SPOX: Im Freiwasserschwimmen ist nur die Zehn-Kilometer-Strecke bei Olympia vertreten. Beim ersten Wettbewerb 2008 in Peking holten Sie Bronze, in London 2012 Silber. Das müsste dann eigentlich Gold in Rio 2016 bedeuten, oder?

Lurz: Das würde ich sofort unterschreiben. Das ist die einzige Medaille, die in meiner Sammlung noch fehlt. Aber ich habe immer gesagt, dass ich mich noch nicht festlege. Die EM will ich schon noch abwarten und dann überlegen, ob ich Rio noch in Angriff nehme oder nicht. Es sieht auf jeden Fall nicht schlecht aus, also die Tendenz geht zu einem Start bei Olympia. Aber das ist noch kein definitives Ja.

SPOX: Was spricht denn gegen einen Start in Rio?

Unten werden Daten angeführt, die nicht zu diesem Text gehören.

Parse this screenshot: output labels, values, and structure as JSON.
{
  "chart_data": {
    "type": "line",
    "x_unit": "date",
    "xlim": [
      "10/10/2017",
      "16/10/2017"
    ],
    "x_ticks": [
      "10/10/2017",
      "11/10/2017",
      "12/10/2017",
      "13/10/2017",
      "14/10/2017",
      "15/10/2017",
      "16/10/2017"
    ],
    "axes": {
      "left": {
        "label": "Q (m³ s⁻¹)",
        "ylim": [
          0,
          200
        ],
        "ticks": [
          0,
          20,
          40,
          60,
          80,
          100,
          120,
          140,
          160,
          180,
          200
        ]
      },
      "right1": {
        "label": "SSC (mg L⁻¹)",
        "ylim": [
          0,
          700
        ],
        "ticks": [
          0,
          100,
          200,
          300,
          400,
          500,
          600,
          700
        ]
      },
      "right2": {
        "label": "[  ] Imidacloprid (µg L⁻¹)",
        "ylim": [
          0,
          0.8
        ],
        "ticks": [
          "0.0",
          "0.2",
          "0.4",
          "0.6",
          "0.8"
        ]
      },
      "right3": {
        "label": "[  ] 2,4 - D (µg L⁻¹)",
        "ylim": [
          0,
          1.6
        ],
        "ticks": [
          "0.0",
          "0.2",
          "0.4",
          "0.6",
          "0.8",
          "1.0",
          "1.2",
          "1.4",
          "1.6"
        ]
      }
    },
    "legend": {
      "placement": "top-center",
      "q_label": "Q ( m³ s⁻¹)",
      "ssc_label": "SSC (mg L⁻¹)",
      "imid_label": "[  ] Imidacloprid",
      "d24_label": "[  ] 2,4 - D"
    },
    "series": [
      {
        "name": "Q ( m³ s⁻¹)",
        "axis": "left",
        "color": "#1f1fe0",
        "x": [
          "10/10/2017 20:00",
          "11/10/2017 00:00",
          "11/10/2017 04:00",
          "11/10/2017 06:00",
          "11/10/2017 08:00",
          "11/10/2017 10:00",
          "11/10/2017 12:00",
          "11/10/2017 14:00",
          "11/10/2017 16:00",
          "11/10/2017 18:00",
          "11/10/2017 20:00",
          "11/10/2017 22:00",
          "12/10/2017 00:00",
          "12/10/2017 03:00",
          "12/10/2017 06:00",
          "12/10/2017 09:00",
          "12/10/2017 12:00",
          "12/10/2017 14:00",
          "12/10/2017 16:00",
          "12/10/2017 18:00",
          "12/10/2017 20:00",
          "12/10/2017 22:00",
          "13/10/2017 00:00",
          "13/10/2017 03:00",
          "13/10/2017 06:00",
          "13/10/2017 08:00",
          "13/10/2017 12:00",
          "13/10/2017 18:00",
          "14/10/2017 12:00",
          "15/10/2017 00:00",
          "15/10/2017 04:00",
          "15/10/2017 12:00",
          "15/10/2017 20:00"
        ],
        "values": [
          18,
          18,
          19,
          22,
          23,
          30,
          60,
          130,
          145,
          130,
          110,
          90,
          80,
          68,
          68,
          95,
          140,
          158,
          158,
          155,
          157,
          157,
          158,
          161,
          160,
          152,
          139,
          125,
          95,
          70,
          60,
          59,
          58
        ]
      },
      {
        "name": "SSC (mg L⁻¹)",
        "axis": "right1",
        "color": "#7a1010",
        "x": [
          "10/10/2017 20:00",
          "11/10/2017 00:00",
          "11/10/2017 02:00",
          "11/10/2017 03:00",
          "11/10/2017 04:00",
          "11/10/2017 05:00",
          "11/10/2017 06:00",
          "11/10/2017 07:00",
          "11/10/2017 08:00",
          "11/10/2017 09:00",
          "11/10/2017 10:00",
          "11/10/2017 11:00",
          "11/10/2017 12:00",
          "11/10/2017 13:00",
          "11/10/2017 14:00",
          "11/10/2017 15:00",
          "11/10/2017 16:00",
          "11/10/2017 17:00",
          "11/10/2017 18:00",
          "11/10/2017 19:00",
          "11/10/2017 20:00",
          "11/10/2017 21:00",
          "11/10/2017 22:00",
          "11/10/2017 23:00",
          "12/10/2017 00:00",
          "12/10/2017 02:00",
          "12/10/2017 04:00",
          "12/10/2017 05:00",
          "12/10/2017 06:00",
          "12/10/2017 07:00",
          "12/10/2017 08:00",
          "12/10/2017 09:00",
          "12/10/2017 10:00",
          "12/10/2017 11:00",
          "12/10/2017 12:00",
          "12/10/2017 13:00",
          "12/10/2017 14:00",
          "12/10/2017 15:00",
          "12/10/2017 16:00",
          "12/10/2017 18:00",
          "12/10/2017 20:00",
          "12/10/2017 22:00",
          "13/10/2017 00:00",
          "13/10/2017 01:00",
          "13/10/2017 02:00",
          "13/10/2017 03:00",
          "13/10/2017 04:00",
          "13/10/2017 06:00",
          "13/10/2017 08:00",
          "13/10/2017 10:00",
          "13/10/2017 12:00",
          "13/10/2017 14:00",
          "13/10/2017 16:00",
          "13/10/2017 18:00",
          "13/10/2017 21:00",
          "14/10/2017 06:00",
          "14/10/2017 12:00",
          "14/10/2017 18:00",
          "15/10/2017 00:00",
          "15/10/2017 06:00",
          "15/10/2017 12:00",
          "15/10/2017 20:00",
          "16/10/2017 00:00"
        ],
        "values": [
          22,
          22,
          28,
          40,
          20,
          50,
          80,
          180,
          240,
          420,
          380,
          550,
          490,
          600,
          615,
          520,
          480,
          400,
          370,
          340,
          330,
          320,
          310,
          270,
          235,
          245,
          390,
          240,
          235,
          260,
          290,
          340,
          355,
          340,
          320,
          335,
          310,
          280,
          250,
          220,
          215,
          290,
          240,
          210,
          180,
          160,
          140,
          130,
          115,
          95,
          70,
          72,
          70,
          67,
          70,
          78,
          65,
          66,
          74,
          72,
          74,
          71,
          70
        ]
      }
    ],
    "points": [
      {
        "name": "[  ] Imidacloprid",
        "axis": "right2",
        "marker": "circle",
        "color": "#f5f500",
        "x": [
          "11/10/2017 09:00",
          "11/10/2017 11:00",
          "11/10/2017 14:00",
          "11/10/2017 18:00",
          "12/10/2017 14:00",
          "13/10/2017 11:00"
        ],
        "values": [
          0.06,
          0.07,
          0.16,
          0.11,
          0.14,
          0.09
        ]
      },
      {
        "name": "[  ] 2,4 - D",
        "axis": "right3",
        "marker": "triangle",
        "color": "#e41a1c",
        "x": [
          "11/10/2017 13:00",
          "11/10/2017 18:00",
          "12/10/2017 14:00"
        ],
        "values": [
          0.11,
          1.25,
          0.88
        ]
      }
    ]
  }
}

Lurz: Mein Ziel ist es natürlich, noch mal eine Olympische Medaille zu gewinnen und ich würde dort ja nicht ohne Ambitionen hinfahren. Wenn ich über die zehn Kilometer Olympiasieger werden will, müsste ich in den nächsten zwei Jahren gut und gerne 8.000 Trainingskilometer abreißen. Das bedeutet schon ordentlich Arbeit - und zwar 365 Tage im Jahr. In dieser Zeit muss man alles dem Ziel unterordnen, aber es wäre auch eine tolle Herausforderung.